Finance Minister Nirmala Sitharaman announced a few sops for essential drugs, exporters, Railways, among others. Some announcements were on predicted lines such as not bringing petrol and diesel under the GST regime, bringing Swiggy and Zomato under the GST net.
The Finance Minister Nirmala Sitharaman chaired the 45th meeting Goods and Service Tax Council comprising state finance ministers in Lucknow today. The meeting was the first in-person meeting between the Union Finance Minister and State Finance Ministers today (September 17). The last such meeting took place 20 months ago on December 18, 2019.
GST Council on Friday decided to charge food delivery platforms such as Swiggy and Zomato a tax even as it extended concessional tax rates on certain COVID-19 drugs by three months till December 31.
The Council, which comprises the Union finance minister and her state counterparts, decided to continue keeping petrol and diesel out of the GST purview as subsuming the current excise duty and VAT into one national rate would impact revenues.

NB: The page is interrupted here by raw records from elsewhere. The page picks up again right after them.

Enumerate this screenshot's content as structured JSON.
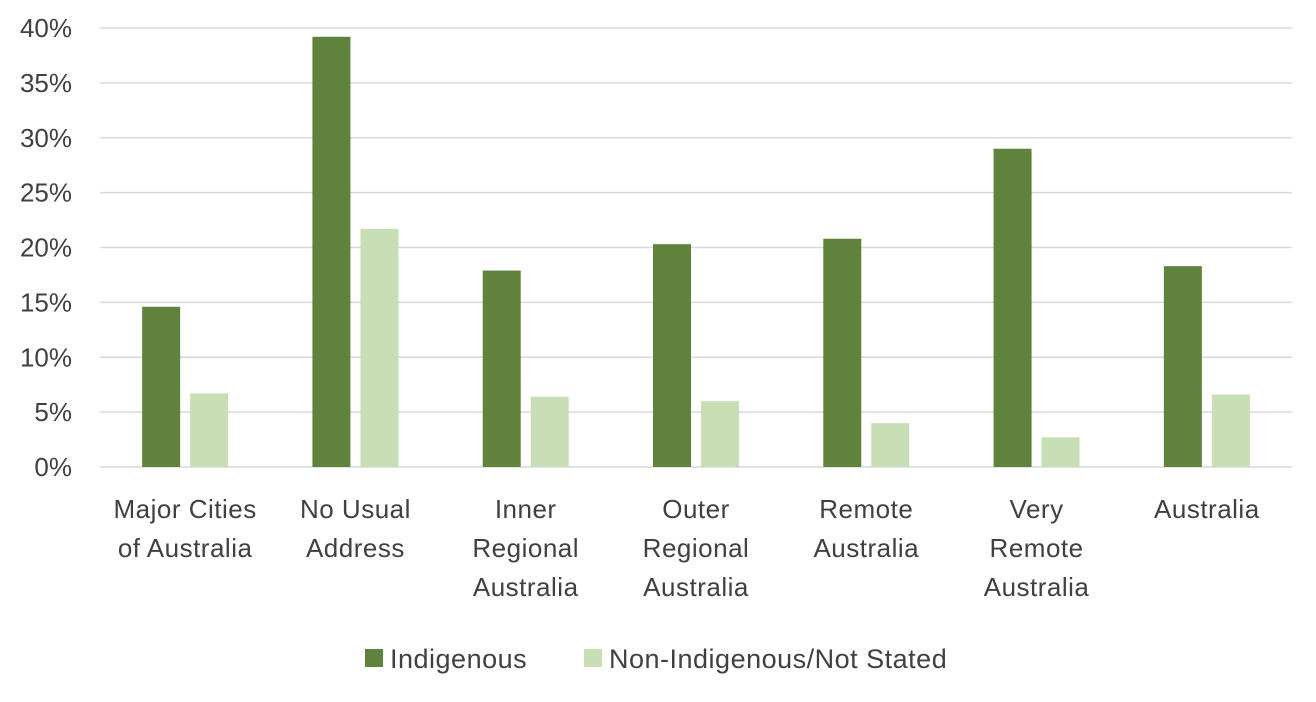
{
  "chart_data": {
    "type": "bar",
    "categories": [
      [
        "Major Cities",
        "of Australia"
      ],
      [
        "No Usual",
        "Address"
      ],
      [
        "Inner",
        "Regional",
        "Australia"
      ],
      [
        "Outer",
        "Regional",
        "Australia"
      ],
      [
        "Remote",
        "Australia"
      ],
      [
        "Very",
        "Remote",
        "Australia"
      ],
      [
        "Australia"
      ]
    ],
    "series": [
      {
        "name": "Indigenous",
        "color": "#5f823d",
        "values": [
          14.6,
          39.2,
          17.9,
          20.3,
          20.8,
          29.0,
          18.3
        ]
      },
      {
        "name": "Non-Indigenous/Not Stated",
        "color": "#c8dfb6",
        "values": [
          6.7,
          21.7,
          6.4,
          6.0,
          4.0,
          2.7,
          6.6
        ]
      }
    ],
    "yticks": [
      "0%",
      "5%",
      "10%",
      "15%",
      "20%",
      "25%",
      "30%",
      "35%",
      "40%"
    ],
    "ylim": [
      0,
      40
    ],
    "grid": true,
    "legend_position": "bottom",
    "title": "",
    "xlabel": "",
    "ylabel": ""
  }
}
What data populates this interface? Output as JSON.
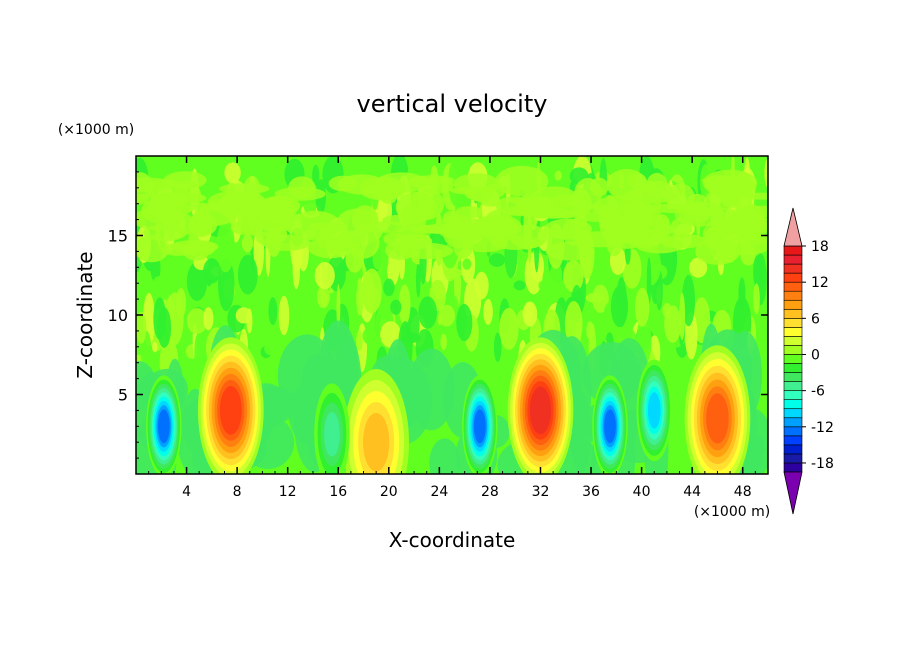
{
  "chart_data": {
    "type": "heatmap",
    "title": "vertical velocity",
    "xlabel": "X-coordinate",
    "ylabel": "Z-coordinate",
    "x_unit": "(×1000 m)",
    "y_unit": "(×1000 m)",
    "xlim": [
      0,
      50
    ],
    "ylim": [
      0,
      20
    ],
    "x_ticks": [
      4,
      8,
      12,
      16,
      20,
      24,
      28,
      32,
      36,
      40,
      44,
      48
    ],
    "x_tick_labels": [
      "4",
      "8",
      "12",
      "16",
      "20",
      "24",
      "28",
      "32",
      "36",
      "40",
      "44",
      "48"
    ],
    "y_ticks": [
      5,
      10,
      15
    ],
    "y_tick_labels": [
      "5",
      "10",
      "15"
    ],
    "colorbar": {
      "levels": [
        -21,
        -19.5,
        -18,
        -16.5,
        -15,
        -13.5,
        -12,
        -10.5,
        -9,
        -7.5,
        -6,
        -4.5,
        -3,
        -1.5,
        0,
        1.5,
        3,
        4.5,
        6,
        7.5,
        9,
        10.5,
        12,
        13.5,
        15,
        16.5,
        18,
        19.5,
        21
      ],
      "tick_values": [
        18,
        12,
        6,
        0,
        -6,
        -12,
        -18
      ],
      "tick_labels": [
        "18",
        "12",
        "6",
        "0",
        "-6",
        "-12",
        "-18"
      ],
      "colors": [
        "#7a00b0",
        "#2d00a0",
        "#1a1aa8",
        "#0020d0",
        "#0040ff",
        "#0070ff",
        "#00a0ff",
        "#00d8ff",
        "#00ffe8",
        "#30ffc0",
        "#40f090",
        "#40e860",
        "#30f030",
        "#60ff20",
        "#a0ff20",
        "#d0ff30",
        "#ffff30",
        "#ffe030",
        "#ffc020",
        "#ffa010",
        "#ff8010",
        "#ff6010",
        "#ff4010",
        "#f03020",
        "#e82030",
        "#e81818",
        "#f0a0a0"
      ],
      "extend": "both"
    },
    "cells": [
      {
        "label": "updraft",
        "x": 7.5,
        "z": 4.0,
        "w": 14
      },
      {
        "label": "downdraft",
        "x": 2.2,
        "z": 3.0,
        "w": -13
      },
      {
        "label": "updraft",
        "x": 19.0,
        "z": 2.0,
        "w": 8
      },
      {
        "label": "downdraft",
        "x": 15.5,
        "z": 2.5,
        "w": -6
      },
      {
        "label": "downdraft",
        "x": 27.2,
        "z": 3.0,
        "w": -14
      },
      {
        "label": "updraft",
        "x": 32.0,
        "z": 4.0,
        "w": 15
      },
      {
        "label": "downdraft",
        "x": 37.5,
        "z": 3.0,
        "w": -14
      },
      {
        "label": "downdraft",
        "x": 41.0,
        "z": 4.0,
        "w": -10
      },
      {
        "label": "updraft",
        "x": 46.0,
        "z": 3.5,
        "w": 12
      }
    ]
  }
}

Briefing reporters on the decisions taken by the Council at a meeting here, Union Finance Minister Nirmala Sitharaman said GST has been exempted on muscular atrophy drugs like Zolgensma and Viltepso, which cost crores of rupees.
It extended the period of concessional GST rates on certain COVID-related drugs by three months till December 31 but decided not to give the same benefit to medical equipment.
The concessional regime for certain medical equipment will end on September 30.
Sitharaman said 5 per cent GST will be levied at the point where the delivery is made by Swiggy and Zomato.
Also, the Council cut GST rate from 12 per cent to 5 per cent on cancer-related rugs and on fortified rice kernels to 5 per cent from 18 per cent.
GST rate on bio-diesel for blending in diesel was reduced to 5 per cent from 12 per cent, while the national permit fee for goods carriage has been exempt from GST.
Import of leased aircraft have also been exempted from payment of I-GST, the finance minister said.
"GST Council felt it was not the right time to include petroleum products in GST," she said.
The panel decided to levy 18 per cent GST on all sorts of pens. Specified renewable sector devices will be charged 12 per cent tax.
GST Council also recommended new footwear and textile rates from January 1.